Mais le premier mal qui affecte ces enfants est indéniablement affectif ; tous parlent du droit des enfants à etre aimés et du devoir des adultes de prendre soin d'eux. Au delà des mauvais traitements physiques et des vexations psychologiques, ils ont avant tout profondement souffert d'une absence totale d'amour, d'intéret et de soin dont témoigne au quotidien leur attitude particulièrement ambivalente : 30 a 40% d'entre eux ont vécu des experiences physiquement traumatisantes qui transparaissent dans la colère et la violence de leur comportement envers les autres au cours des jeux ou des repas. Mais parallèlement tous sont trés prévenants et attentifs envers les plus jeunes et font montre d'une grande entraide et solidarité. Pour contenir le premier type de comportement et encourager le second, les éducateurs ont amplement recours à la discipline et à la menace de renvoi en cas de non respect des règles. Cependant, c'est surtout par la participation et l'interaction des enfants que sont résolus les problèmes les plus sérieux, le groupe décidant collectivement de la légitimité et de la nature de la punition du fautif. Mais leur meilleure arme pour féderer le groupe demeure ce qui constitue sans doute l'expérience la plus pénible des enfants au sein de Jeeva Jyothi. A leur arrivée, ils doivent se présenter aux autres et partager les raisons de leur arrivée ici, 'accoucher' de leurs souffrances pour pouvoir en faire le deuil.
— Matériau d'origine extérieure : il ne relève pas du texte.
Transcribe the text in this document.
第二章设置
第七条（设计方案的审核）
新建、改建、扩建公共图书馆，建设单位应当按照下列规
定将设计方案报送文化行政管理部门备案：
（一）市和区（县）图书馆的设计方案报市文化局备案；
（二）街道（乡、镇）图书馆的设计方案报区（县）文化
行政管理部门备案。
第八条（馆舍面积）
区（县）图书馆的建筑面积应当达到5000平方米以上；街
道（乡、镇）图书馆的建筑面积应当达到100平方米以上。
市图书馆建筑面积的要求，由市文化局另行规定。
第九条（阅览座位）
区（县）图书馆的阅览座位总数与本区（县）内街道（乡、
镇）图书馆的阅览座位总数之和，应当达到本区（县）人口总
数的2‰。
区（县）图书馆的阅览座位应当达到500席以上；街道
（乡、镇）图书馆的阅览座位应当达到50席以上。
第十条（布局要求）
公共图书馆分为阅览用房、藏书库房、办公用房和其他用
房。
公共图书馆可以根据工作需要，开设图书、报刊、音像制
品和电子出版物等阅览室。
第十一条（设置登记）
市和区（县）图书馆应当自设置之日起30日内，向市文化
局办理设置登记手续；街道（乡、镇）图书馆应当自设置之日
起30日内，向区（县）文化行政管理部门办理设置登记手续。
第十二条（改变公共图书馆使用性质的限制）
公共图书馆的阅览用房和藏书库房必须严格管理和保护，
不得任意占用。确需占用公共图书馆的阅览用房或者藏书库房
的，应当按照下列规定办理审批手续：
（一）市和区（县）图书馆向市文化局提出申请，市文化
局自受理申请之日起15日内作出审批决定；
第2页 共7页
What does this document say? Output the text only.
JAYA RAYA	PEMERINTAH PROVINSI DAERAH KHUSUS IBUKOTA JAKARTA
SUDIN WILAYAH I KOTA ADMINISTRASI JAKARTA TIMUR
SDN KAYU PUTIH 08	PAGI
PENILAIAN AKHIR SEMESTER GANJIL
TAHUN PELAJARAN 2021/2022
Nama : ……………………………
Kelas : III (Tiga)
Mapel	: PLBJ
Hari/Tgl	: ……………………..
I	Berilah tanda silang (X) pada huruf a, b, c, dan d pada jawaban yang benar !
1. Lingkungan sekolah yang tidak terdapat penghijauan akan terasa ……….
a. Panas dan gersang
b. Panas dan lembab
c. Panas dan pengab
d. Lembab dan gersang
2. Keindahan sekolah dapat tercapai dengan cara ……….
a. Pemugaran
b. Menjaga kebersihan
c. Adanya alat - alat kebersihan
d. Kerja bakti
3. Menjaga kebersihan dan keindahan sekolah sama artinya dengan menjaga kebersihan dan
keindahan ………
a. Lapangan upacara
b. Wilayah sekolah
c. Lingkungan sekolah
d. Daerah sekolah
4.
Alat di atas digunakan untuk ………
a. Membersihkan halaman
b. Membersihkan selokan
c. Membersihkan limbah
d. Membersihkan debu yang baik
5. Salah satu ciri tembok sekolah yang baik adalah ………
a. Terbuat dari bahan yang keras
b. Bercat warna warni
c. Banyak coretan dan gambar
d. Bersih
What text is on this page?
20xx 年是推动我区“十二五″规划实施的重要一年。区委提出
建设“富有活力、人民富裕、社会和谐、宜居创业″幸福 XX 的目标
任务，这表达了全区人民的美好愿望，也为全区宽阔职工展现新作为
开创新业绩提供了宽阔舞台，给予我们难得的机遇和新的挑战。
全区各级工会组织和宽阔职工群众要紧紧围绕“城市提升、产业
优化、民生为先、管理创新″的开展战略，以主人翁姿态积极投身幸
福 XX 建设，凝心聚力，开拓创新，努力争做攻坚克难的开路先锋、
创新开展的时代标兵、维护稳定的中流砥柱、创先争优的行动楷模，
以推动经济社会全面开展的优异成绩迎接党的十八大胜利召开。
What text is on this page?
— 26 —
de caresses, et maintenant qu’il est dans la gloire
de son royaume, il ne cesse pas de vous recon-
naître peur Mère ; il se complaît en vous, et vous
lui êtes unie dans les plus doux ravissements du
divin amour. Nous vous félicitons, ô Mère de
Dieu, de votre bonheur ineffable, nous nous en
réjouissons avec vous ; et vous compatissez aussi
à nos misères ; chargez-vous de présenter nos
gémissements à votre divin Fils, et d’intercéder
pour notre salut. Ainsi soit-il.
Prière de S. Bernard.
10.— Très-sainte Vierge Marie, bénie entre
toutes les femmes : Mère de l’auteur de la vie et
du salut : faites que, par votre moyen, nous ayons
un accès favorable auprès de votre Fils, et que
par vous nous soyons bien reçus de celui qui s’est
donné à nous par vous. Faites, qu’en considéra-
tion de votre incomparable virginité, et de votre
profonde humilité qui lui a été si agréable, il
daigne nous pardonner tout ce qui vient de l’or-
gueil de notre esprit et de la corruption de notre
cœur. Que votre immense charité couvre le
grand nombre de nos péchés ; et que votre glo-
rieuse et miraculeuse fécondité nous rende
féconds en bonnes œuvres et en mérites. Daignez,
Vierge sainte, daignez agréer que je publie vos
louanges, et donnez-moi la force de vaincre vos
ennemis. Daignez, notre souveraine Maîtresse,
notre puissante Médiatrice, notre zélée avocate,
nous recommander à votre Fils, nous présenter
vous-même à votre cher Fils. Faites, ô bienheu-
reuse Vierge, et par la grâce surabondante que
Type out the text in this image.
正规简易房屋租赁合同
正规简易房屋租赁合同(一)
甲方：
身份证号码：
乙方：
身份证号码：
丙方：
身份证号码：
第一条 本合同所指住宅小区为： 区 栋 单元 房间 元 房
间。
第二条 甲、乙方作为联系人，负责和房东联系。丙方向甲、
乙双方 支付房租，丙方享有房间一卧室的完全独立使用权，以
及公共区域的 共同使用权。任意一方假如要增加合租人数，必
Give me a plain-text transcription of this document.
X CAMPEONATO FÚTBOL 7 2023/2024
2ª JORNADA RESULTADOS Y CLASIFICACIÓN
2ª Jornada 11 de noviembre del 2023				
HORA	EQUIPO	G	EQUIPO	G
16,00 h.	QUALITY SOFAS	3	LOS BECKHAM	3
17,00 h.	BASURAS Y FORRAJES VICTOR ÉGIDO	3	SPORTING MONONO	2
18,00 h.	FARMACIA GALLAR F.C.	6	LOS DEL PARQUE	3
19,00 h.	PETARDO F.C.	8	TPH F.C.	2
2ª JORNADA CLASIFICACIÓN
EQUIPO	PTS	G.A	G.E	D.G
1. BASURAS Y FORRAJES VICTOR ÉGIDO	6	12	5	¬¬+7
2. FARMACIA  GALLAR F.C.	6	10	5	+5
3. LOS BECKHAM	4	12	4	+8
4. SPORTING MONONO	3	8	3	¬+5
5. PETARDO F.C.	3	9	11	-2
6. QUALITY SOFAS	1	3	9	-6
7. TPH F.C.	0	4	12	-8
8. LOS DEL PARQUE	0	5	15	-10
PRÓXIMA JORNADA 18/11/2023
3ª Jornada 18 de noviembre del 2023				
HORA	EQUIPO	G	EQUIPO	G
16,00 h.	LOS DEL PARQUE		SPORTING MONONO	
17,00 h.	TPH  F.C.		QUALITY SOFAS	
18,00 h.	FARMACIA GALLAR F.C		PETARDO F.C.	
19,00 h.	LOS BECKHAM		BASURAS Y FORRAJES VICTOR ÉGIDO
Cette démarche est extremement douloureuse pour l'enfant mais elle est nécessaire à son intégration car elle confère a tous la conscience d'avoir vécu les memes douleurs, donnant ainsi naissance à une naturelle solidarité.


Le chemin qui reste à parcourir

Jeeva Jyothi a donc dors et déjà obtenu au sein de ce foyer de fantastiques résultats qui se mesurent juste en tendant l'oreille du coté de la salle des enfants résonnant tour a tour de cris et de rires ou du silence studieux des heures d'étude. Mais de nombreux projets animent encore l'ONG sur la question de l'accueil des enfants ; elle aspire ainsi à ce que les profits degagés par son unité de fabrication de papier recyclé permettent de financer intégralement le fonctionnement d'Ananda Ilam et de prevenir ainsi les aléas pouvant affecter la génerosité des donateurs. Elle reve egalement, à terme, d'ouvrir un foyer pour les petites filles, sans doute plus exposées encore aux dangers de la rue, au travail des enfants, aux abus ou aux traffics. Cependant un grand défi les attend dès à présent, à l'heure où certains des enfants atteignent la fin de leur scolarité : Jeeva Jyothi se doit de leur assurer un avenir valable afin qu'ils ne retombent pas dans la précarité materielle et affective à laquelle ils se sont soustraits ces trois dernières années. L'ONG ne dispose néanmoins pas des ressources nécessaires pour leur permettre d'entrer dans l'enseignement superieur et doit, à regret pour les plus doués de ces enfants, valoriser des formations techniques leur permettant d'exercer rapidement un emploi. Ceci est la triste realité d'une Inde rongée par la corruption, dont la Constitution et la loi offrent aux enfants les plus pauvres le droit à l'éducation mais dont les aides, réduites un peu plus chaque jour au nom des impératifs de rigueur économique imposés par le FMI, n'arriveront jamais à ceux qui les méritent et les désirent le plus ardemment.